We measure carbon footprints of fossil fuel power plants but we don’t measure the evaporation rates of hydroelectric resevoirs or their water vapor (humidity) footprints.
“Water vapor is Earth’s most abundant greenhouse gas. It’s responsible for about half of Earth’s greenhouse effect– the process that occurs when gases in Earth’s atmosphere trap the Sun’s heat,” and “some people mistakenly believe water vapors are are the main driver of Earth’s current warming. But, increased water vapor doesn’t cause human-produced global warming. Instead, it’s a consequence of it. Increased water vapor in the atmosphere supercharges the warming caused by other greenhouse gases. It works like this: as greenhouse gases like carbon dioxide and methane increase, Earth’s temperature rises in response. This increases evaporation from both water and land areas. Because warmer air holds more moisture, its concentration of water vapor increases.
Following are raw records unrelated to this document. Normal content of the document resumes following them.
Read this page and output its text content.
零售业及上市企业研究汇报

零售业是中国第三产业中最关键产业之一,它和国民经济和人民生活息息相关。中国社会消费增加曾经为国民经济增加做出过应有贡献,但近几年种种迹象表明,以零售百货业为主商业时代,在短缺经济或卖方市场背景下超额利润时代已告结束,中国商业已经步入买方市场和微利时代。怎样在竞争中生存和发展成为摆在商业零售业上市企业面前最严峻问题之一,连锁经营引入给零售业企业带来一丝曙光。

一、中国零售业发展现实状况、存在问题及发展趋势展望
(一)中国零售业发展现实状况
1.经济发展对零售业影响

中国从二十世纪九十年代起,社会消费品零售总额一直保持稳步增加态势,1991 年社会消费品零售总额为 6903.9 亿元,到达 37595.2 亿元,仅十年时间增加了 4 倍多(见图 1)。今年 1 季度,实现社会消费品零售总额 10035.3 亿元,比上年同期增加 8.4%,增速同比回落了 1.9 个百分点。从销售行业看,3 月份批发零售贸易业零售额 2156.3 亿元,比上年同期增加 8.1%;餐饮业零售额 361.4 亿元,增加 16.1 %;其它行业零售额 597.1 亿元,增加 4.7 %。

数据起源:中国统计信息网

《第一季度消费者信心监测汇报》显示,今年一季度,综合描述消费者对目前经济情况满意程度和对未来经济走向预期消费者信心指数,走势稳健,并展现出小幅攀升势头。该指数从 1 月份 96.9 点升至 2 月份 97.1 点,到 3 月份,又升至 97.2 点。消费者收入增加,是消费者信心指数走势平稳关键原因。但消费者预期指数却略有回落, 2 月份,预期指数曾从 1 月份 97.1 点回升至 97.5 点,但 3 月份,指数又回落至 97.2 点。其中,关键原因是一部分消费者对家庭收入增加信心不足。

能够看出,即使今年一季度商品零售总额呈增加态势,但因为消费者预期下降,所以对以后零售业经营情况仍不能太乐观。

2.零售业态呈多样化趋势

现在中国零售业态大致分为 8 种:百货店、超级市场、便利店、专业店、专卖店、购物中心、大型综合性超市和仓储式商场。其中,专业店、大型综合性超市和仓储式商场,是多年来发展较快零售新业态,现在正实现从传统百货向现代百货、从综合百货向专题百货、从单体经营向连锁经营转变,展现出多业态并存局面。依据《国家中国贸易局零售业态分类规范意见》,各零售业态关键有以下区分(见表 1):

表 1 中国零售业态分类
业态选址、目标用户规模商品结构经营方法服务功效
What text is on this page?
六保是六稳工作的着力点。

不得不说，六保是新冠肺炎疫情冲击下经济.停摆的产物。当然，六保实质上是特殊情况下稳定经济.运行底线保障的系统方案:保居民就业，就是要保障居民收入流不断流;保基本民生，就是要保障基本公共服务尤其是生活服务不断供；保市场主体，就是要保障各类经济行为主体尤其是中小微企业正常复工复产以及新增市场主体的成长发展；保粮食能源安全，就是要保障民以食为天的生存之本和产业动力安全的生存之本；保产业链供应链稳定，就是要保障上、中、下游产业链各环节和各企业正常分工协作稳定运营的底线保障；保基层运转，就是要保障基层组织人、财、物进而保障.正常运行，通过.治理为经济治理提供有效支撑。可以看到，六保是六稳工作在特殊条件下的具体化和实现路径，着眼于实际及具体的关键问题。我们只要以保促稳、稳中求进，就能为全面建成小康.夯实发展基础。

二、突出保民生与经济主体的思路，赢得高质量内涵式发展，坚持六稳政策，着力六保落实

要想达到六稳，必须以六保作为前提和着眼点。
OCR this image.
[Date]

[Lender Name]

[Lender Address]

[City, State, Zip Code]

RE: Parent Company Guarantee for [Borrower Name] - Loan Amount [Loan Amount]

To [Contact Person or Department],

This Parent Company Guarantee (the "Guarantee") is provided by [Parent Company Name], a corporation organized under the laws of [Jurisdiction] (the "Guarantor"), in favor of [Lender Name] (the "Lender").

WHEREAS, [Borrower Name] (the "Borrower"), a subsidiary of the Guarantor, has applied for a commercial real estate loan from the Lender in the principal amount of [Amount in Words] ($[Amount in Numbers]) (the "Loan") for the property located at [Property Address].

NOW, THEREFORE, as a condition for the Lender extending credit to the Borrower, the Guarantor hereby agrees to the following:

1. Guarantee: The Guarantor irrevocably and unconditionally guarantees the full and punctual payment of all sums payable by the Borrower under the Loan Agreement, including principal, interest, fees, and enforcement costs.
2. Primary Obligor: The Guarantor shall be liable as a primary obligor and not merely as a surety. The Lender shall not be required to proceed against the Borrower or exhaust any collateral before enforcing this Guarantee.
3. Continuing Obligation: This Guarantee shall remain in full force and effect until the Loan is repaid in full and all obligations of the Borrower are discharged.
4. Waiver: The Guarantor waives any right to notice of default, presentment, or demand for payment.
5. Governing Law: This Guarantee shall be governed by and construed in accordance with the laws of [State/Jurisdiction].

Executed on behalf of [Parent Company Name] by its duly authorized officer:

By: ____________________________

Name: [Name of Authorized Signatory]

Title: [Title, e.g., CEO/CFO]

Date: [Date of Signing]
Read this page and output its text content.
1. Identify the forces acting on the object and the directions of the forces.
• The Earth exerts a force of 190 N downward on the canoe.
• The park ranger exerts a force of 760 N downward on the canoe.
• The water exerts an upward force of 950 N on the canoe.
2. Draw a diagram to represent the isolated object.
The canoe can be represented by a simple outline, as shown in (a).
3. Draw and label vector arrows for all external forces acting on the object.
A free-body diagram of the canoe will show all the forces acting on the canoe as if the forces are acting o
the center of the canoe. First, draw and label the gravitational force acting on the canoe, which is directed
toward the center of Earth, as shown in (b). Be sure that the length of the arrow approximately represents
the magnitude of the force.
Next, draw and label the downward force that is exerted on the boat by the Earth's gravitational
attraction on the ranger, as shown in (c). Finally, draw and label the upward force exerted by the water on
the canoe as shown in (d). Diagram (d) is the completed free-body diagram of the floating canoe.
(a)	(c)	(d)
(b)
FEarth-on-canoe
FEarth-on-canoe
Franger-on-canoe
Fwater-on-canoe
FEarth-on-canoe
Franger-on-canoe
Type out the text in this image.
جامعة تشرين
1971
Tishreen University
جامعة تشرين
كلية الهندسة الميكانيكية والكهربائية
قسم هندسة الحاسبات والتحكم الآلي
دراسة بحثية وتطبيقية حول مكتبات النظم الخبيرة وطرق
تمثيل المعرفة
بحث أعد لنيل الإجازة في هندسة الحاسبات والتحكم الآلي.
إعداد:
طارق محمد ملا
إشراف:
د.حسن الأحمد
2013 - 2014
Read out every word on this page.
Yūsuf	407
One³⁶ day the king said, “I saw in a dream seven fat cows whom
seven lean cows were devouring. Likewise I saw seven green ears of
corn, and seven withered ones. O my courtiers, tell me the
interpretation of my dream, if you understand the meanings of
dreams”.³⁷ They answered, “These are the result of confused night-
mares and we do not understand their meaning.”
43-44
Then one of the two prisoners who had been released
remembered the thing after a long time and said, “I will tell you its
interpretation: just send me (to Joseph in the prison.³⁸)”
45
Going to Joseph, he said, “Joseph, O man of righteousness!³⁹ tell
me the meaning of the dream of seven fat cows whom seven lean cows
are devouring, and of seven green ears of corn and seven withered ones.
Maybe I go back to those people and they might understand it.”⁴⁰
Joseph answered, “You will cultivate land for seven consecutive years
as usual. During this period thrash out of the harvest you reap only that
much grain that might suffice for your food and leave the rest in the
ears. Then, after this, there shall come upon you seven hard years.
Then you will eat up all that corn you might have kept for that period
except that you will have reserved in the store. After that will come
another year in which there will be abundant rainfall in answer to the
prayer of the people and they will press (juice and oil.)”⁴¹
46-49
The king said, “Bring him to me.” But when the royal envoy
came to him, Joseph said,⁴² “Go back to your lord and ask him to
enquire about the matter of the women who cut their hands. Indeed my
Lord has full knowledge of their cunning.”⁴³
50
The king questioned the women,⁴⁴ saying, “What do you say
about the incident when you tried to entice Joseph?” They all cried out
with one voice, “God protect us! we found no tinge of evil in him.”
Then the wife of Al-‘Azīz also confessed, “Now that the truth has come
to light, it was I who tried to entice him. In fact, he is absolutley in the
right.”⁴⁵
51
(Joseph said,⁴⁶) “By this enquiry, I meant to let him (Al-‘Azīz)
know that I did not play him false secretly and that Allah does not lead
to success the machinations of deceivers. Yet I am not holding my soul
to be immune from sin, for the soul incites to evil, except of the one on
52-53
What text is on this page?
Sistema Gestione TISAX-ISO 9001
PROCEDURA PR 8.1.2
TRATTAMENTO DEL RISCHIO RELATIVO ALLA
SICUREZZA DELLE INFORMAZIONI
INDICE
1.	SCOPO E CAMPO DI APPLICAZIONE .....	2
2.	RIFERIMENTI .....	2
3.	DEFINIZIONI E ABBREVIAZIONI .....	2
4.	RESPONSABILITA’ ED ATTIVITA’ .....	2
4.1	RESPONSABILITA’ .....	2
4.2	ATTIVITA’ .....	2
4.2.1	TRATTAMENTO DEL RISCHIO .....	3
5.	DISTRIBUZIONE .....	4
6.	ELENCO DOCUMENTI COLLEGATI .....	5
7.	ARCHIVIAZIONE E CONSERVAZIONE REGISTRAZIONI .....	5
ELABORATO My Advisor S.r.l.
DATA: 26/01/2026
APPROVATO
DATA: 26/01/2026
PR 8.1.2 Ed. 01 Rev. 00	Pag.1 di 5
The water vapor then absorbs heat radiated from Earth and prevents it from escaping out to space. This further warms the atmosphere, resulting in even more water vapor in the atmosphere. This is what scientists call a ‘positive feedback loop’. Scientists estimate this effect more than doubles the warming that would happen due to increasing carbon dioxide alone.” (Steamy Relationships: How Atmospheric Water Vapor Supercharges Earth’s Greenhouse Effect by Alan Buis, NASA’s Jet Propulsion Laboratory, February 8, 2022)
It is my opinion that this hypothesis is seriously flawed because it does not take into account the increased water vapor from the proliferation of large and mega hydroelectric reservoirs in the subarctic and Arctic regions. For example, fourteen years after Russia built the 280 mile long Vilyuy Hydroelectric Reservoir in Siberia, “the average annual temperature at Chernyvsky has risen from 17 to 19 degrees Fahrenheit, ” Boris A. Bedvedev said “and now the summer temperatures are cooler and season longer, influenced by the 33 percent increase in humidity, from the huge reservoir, the engineer said.”
(Environmental Change Tied to Soviet Dam published in the Jackson Sun of March 26, 1981)
The Vilyuy Reservoir’s water vapor emissions forced a cataclysmic regional climate change. It is my hypothesis that the cumulative impact of multiple thermal water vapor footprints from large Canadian and Russian human vaporizing reservoirs forcing climate change in the Arctic. The proliferation of reservoirs has supercharged the arctics humidity levels and that has led to warmer temperatures which causes more evaporation and water vapor to be absorbed into the atmosphere. These dams are causing human produced Arctic and global warming and we need to measure their evaporation rates and thermal and water vapor footprints.